Per la giustizia, Kevin Spacey non ha carichi pendenti. Non ha neanche più un lavoro, perché la gogna è gogna, e una volta che sei stato additato come la mela più marcia di Hollywood (e di Netflix, che per non essere da meno lo ha cacciato da “House of Cards”) è difficile tornare sul set. Tra le figuracce che faremo con i posteri, c’è anche il fatto di averlo a lungo applaudito nella perfidia scespiriana di Frank Underwood, e di esserci trasformati all’improvviso in pudibondi puritani. Pronti a ricamare una “M” sul panciotto dei molestatori. A gentile richiesta di chiunque punti il dito accusatore (e ritirando poi la mano che dovrebbe portare la denuncia in tribunale).

 

Ridley Scott ha cancellato Kevin Spacey dal film “Tutti i soldi del mondo”, sostituendolo con Christopher Plummer nella parte del vecchio miliardario Paul Getty che rifiuta di pagare il riscatto per il nipote rapito a Roma (“ho molti nipoti, non vorrei creare un precedente” fu la spiegazione di tanta crudeltà). La cancellazione dell’impresentabile costò 10 milioni di dollari su un budget di 40 milioni, ma “non si poteva mettere in pericolo il lavoro di tante persone”. Tutte decisioni prese in nome e per conto degli spettatori, che non hanno potuto esprimere la loro opinione in materia.

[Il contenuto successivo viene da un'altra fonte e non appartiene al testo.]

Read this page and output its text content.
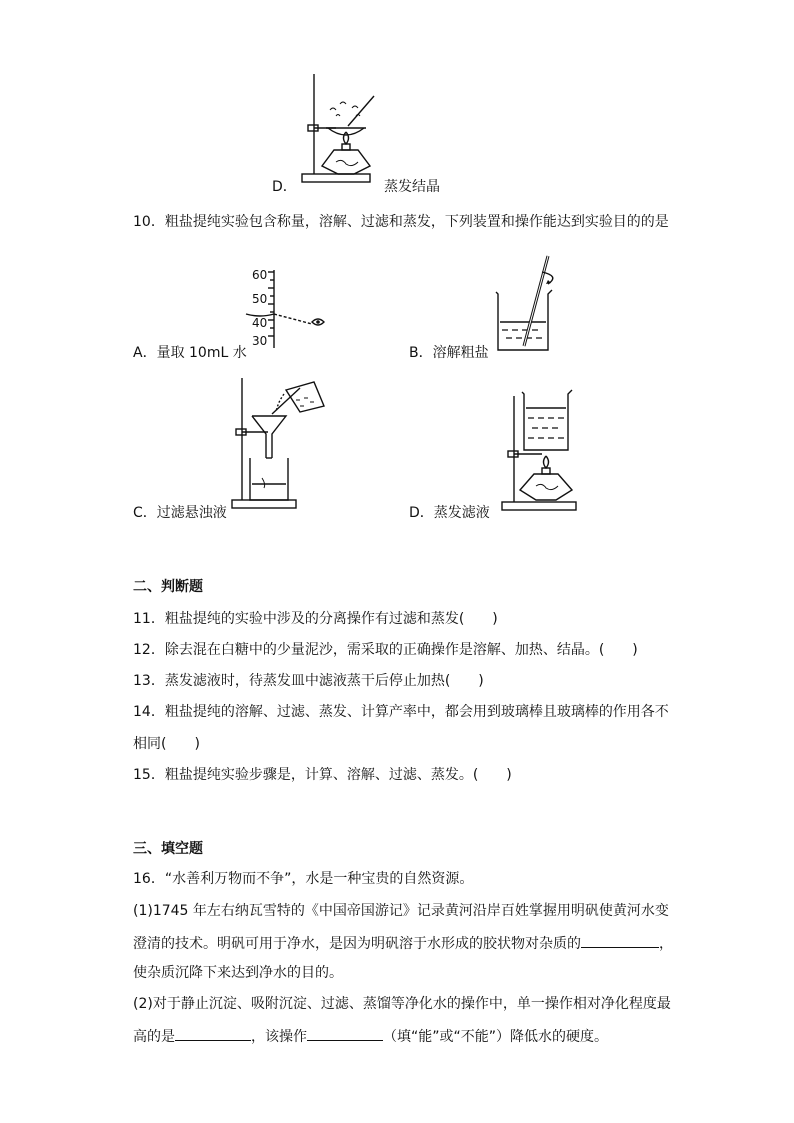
D．	蒸发结晶
10．粗盐提纯实验包含称量，溶解、过滤和蒸发，下列装置和操作能达到实验目的的是
60
50
40
30
A．量取 10mL 水	B．溶解粗盐
C．过滤悬浊液	D．蒸发滤液
二、判断题
11．粗盐提纯的实验中涉及的分离操作有过滤和蒸发(　　)
12．除去混在白糖中的少量泥沙，需采取的正确操作是溶解、加热、结晶。(　　)
13．蒸发滤液时，待蒸发皿中滤液蒸干后停止加热(　　)
14．粗盐提纯的溶解、过滤、蒸发、计算产率中，都会用到玻璃棒且玻璃棒的作用各不
相同(　　)
15．粗盐提纯实验步骤是，计算、溶解、过滤、蒸发。(　　)
三、填空题
16．“水善利万物而不争”，水是一种宝贵的自然资源。
(1)1745 年左右纳瓦雪特的《中国帝国游记》记录黄河沿岸百姓掌握用明矾使黄河水变
澄清的技术。明矾可用于净水，是因为明矾溶于水形成的胶状物对杂质的	，
使杂质沉降下来达到净水的目的。
(2)对于静止沉淀、吸附沉淀、过滤、蒸馏等净化水的操作中，单一操作相对净化程度最
高的是	，该操作	（填“能”或“不能”）降低水的硬度。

In realtà, sono i produttori che non vogliono rischiare, e neppure i distributori: i critici che non brillano mai per coraggio avrebbero segnalato l’indecenza, poi magari c’è il matto che si accanisce contro il cinema sotto casa, non si sa mai.

 

Aspettiamo il primo regista che decida di risarcire uno dei più bravi attori in circolazione, offrendogli una parte fantastica. Magari da cattivo in un film di supereroi, se proprio non si trova altro (i film per spettatori adulti da un po’ sono rari e preziosi). Si accettano scommesse sul numero di anni che dovranno passare, perché il cinema ha i suoi tempi. La poca voglia di compromettersi li allungherà a dismisura. Restano i vecchi film. E lo stupore dei posteri, che si chiederanno: ma quale catastrofe ha risucchiato Kevin Spacey nel nulla?